Music has served various roles throughout history. The whole notion of music being "art" and "invoking feelings" has not always been consistently true across the entirety of its history of various cultures. Painting, drawing, sculpting, and other visual arts have had a similar history as well.
We can take examples of some pieces from famous composers like much of Haydn's works, some pieces from Handel, Bach, Mozart, etc.. Some of their works were commissioned pieces for particular functions. Whether the music be for courts, dances, aristocratic displays, churches, and other events. Even on the battlefield music has been used to route troops, supply orders, and other forms of communication. My point is that there is not always a story to be told. Music can also be used to disrupt one's sense of time -- while on hold on the phone, elevators, etc.. I would not say the music in those instances are really telling me a story either.
Much like the visual arts. Emotion can be expressed in a piece, but pieces can also be functional in nature. There is a difference between figures in an instruction manual, portrait paintings, and a van Gogh piece.
Not to mention that this debate has been had countless times through out history, as well. It's always the same No Scotsman Fallacy. For example, some critics of electronic music have made a similar argument way before AI.
"It's not real music if there are no instruments."
"It's not real music if <racial/cultural demographic> creates or plays it."
"It's not real music if the music does not adhere to contrapuntal rules."
I think what angers people most is that as technology progresses, the gap between effort and accomplishment decreases. Thus there is some sort of clinging to a sunk cost fallacy for some. As if something being easy to create devalues all the effort one has put into something. Maybe it does? I do not personally think so. If anything, it allows greater access for people to participate in the arts -- something the arts have also had a historically rocky relationship trying to gatekeep.
The invention of the camera did not make painting irrelevant. It even opened a new door to the world of visual arts. I do not think AI music will make musicians irrelevant either, and perhaps new doors might open too.
You invoke gatekeeping and the no-true-scotsman fallacy. Fair enough. I might add "Dylan goes electric" to the pile of examples.
However, look at this other comment: https://news.ycombinator.com/item?id=48099547
There, patterns of electrical signals are said to be good, and not bad, but at the same time "morality" gets dismissed. But ideas of good and bad are morality!

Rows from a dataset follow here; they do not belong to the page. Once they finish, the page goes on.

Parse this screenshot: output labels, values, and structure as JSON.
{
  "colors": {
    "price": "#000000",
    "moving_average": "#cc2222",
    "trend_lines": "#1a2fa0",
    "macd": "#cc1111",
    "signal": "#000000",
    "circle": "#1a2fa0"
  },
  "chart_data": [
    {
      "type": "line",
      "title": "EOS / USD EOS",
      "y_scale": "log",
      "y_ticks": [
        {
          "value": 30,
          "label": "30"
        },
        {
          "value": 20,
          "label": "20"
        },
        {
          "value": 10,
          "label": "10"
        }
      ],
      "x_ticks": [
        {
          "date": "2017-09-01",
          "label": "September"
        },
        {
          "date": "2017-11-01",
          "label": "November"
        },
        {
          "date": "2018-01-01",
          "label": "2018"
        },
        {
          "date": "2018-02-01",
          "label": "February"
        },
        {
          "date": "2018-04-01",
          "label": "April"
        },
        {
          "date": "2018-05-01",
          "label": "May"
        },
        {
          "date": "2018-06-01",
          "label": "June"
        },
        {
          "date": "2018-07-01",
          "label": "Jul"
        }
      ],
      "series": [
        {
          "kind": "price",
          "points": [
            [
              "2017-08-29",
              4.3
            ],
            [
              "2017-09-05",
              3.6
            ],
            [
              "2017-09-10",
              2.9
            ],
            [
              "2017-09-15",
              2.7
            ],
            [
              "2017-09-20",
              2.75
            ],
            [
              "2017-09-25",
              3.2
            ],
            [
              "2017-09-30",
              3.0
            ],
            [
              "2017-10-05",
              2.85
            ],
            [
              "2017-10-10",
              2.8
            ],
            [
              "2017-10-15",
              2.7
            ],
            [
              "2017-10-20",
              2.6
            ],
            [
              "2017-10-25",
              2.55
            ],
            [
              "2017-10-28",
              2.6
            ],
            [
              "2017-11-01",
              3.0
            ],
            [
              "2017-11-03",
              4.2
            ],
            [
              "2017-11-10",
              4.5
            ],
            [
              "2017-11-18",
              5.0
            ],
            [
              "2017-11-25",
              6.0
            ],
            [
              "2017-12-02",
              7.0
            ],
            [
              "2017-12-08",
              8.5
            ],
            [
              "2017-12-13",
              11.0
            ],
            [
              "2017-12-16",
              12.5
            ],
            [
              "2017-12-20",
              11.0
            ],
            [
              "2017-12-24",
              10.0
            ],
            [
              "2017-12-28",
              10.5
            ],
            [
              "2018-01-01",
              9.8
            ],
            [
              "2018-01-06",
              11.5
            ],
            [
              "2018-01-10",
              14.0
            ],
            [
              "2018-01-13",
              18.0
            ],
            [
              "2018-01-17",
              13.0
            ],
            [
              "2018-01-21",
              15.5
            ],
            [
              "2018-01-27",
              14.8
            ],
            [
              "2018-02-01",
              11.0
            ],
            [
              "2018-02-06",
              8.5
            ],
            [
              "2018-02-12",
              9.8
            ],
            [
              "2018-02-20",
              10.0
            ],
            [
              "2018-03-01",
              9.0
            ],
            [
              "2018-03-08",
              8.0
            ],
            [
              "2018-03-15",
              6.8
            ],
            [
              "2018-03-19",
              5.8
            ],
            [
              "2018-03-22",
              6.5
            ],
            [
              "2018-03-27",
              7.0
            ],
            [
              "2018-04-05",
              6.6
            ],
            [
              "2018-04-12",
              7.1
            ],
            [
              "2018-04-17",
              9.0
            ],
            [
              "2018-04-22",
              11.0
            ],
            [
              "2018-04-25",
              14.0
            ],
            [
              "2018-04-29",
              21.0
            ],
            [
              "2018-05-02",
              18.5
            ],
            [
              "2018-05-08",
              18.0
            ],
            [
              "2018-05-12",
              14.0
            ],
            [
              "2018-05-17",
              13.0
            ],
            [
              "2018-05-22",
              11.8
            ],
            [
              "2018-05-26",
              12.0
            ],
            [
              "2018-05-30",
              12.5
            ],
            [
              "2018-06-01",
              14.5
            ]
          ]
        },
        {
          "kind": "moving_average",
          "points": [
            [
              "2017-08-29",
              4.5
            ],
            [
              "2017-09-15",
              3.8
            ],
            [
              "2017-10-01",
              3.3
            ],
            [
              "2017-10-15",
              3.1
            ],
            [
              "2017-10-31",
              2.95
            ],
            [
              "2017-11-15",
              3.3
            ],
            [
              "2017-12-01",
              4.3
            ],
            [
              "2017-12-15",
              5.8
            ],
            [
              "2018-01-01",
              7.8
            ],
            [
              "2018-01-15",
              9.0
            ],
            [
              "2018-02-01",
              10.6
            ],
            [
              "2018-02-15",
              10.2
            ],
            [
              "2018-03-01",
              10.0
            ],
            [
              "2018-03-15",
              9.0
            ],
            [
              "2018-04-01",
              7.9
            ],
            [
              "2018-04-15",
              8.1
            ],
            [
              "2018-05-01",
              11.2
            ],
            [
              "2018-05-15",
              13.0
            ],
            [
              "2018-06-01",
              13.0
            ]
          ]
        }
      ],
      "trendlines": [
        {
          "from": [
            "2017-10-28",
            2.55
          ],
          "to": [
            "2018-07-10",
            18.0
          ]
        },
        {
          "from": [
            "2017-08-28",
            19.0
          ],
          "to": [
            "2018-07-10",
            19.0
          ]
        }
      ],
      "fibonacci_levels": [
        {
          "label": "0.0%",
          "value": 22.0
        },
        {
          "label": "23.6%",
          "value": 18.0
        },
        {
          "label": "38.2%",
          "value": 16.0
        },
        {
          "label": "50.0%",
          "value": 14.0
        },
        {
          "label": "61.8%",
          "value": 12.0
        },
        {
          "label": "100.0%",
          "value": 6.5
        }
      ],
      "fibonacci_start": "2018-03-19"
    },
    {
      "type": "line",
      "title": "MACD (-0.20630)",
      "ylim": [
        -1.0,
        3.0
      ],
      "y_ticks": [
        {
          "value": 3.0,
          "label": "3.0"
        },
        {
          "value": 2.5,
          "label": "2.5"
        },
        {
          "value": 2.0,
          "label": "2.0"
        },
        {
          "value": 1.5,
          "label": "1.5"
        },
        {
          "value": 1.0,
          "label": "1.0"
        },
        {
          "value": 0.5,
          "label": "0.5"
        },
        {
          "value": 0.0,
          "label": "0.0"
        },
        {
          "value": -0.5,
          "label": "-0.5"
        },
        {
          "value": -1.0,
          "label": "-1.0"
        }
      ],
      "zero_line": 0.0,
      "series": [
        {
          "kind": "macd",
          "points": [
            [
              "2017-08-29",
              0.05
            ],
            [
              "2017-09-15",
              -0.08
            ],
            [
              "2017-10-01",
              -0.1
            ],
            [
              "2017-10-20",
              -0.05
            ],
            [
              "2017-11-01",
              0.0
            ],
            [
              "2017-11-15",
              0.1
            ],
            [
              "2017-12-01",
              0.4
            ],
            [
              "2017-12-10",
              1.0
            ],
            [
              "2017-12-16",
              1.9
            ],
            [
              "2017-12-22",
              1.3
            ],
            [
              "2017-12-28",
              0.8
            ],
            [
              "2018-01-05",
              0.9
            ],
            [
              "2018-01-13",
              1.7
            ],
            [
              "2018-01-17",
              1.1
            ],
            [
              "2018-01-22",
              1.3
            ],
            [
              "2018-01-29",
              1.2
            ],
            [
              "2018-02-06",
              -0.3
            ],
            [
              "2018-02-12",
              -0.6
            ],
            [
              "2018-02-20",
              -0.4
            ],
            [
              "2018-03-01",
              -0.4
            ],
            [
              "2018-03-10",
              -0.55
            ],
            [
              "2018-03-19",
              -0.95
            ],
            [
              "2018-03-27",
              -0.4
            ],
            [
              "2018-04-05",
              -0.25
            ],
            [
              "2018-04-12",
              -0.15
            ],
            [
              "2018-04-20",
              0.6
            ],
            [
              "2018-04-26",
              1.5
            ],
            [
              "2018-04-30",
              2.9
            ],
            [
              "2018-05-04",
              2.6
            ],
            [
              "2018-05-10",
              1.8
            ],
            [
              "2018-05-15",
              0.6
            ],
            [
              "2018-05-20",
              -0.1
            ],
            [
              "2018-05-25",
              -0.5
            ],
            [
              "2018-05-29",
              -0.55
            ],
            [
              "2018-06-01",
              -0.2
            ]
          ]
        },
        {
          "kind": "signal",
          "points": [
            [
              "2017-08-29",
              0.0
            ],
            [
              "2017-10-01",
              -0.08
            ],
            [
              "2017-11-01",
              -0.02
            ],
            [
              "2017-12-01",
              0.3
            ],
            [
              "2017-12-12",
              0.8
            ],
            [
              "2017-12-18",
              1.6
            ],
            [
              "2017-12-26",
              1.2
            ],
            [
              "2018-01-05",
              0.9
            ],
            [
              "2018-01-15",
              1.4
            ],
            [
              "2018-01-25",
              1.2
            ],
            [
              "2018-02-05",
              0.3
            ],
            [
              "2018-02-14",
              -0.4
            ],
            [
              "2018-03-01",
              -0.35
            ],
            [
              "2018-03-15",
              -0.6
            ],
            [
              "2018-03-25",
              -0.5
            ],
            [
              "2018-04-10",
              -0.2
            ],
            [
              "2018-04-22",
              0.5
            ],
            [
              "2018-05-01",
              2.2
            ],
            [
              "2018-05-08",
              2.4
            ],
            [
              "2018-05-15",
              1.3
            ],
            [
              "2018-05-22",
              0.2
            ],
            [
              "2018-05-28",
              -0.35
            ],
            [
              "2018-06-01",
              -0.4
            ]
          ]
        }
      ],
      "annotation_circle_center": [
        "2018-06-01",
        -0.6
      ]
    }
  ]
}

Note that moral ideas don't have to be correct. "I should burgle a house" is a moral idea, an idea in the domain of morality. 1920s disapproval of the seductive decadent jungle rhythms of jazz was moral (I guess we say "moralistic" to indicate that we don't agree). The opposite attitude, praising jazz, is also moral. Treating Dylan as a traitor for going electric was moral, and attending the metal love-in that was Ozzy's farewell concert was also moral.
Then, a couple of posts up the thread from you, there's an imagined scene of people "vibing" to music at a party where everything is AI made. This sounds disgusting, somewhere between vaping and using a vibrator, and so I think I have to grudgingly give it my full approval. These imaginary young people are enjoying the vibe that they have vaguely selected. Maybe they had some input about the genre, maybe implicitly. They're choosing not to turn it off, anyway, because they like it, they think the vibe is good.

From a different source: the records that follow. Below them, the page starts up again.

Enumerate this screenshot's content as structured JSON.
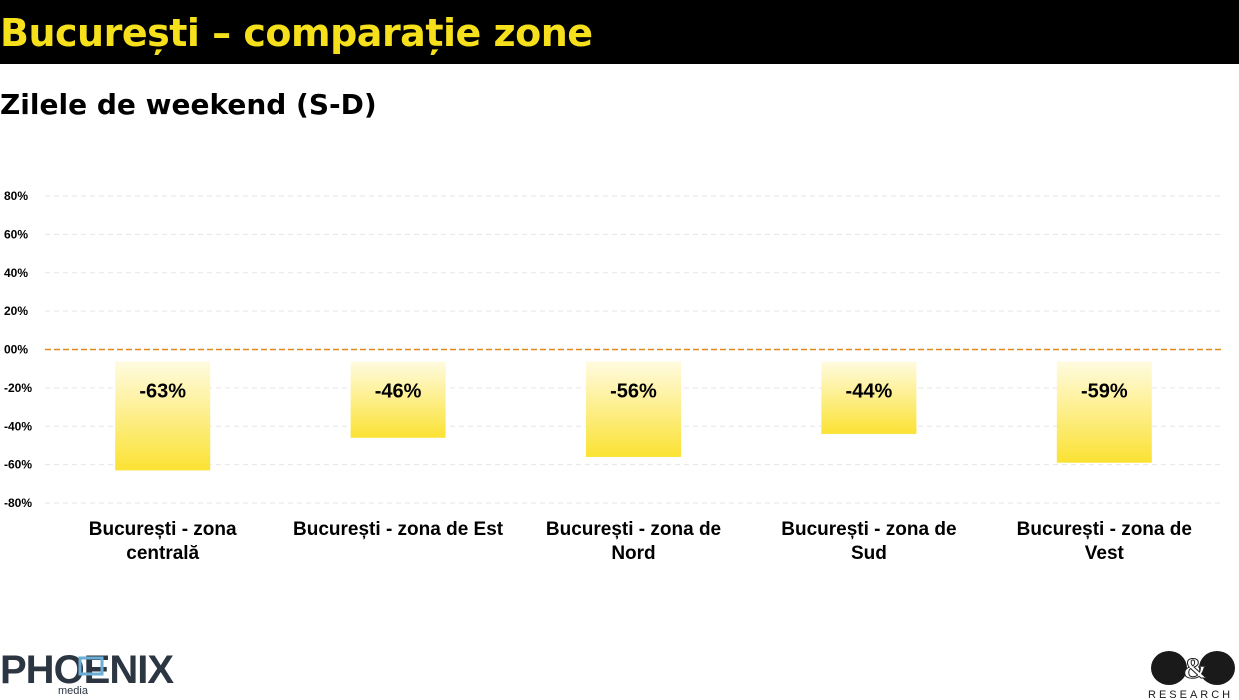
{
  "header": {
    "title": "București – comparație zone",
    "subtitle": "Zilele de weekend (S-D)"
  },
  "colors": {
    "title_bar": "#000000",
    "title_text": "#f6e01b",
    "bar_top": "#fff9cc",
    "bar_bottom": "#fbe233",
    "zero_line": "#e08a1e",
    "grid": "#e6e6e6"
  },
  "chart_data": {
    "type": "bar",
    "categories": [
      [
        "București - zona",
        "centrală"
      ],
      [
        "București - zona de Est"
      ],
      [
        "București - zona de",
        "Nord"
      ],
      [
        "București - zona de",
        "Sud"
      ],
      [
        "București - zona de",
        "Vest"
      ]
    ],
    "values": [
      -63,
      -46,
      -56,
      -44,
      -59
    ],
    "data_labels": [
      "-63%",
      "-46%",
      "-56%",
      "-44%",
      "-59%"
    ],
    "yticks": [
      80,
      60,
      40,
      20,
      0,
      -20,
      -40,
      -60,
      -80
    ],
    "ytick_labels": [
      "80%",
      "60%",
      "40%",
      "20%",
      "00%",
      "-20%",
      "-40%",
      "-60%",
      "-80%"
    ],
    "ylim": [
      -80,
      80
    ],
    "grid": true,
    "legend": "none"
  },
  "footer": {
    "left_logo": "PHOENIX media",
    "right_logo": "D&D RESEARCH"
  }
}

You imply that everybody saying "It's not real music" is wrong. OK, kind of, but they're not completely wrong. It doesn't follow that just because of our long history of snobbery, therefore everything is real music. The snobs are doing gatekeeping, but they're also doing discernment, and participating in the kind of moral ideas that music and art is made of. It's such a pain to define art that I'm liable to be downvoted for trying: some people are certain that relativism is the way forward, and that it's a brilliant insight to throw our hands in the air and give up. You're quite right that it has to encompass lots of different things, and no one defining feature will withstand counterexamples, but it can still be defined in a vague way as a collection of optional qualities, under which we could say that an instruction manual is not really art, but arguably artistic or artfully made.
So, I'm not judging the AI music as art or not-art right now, but I'm saying that it's amenable to so being judged. Anybody claiming that it's good music is admitting the possibility that it might be bad music, and this is a moral matter, about the value of feelings, meanings, and affections. That even applies to good or bad elevator music, it's trivial background sound, but approval or disapproval of it is moral. This is not about its worth as patterns of signals, because that's reductive. Those patterns mean things, or matter to us in ways that we have preferences about, which are value judgments.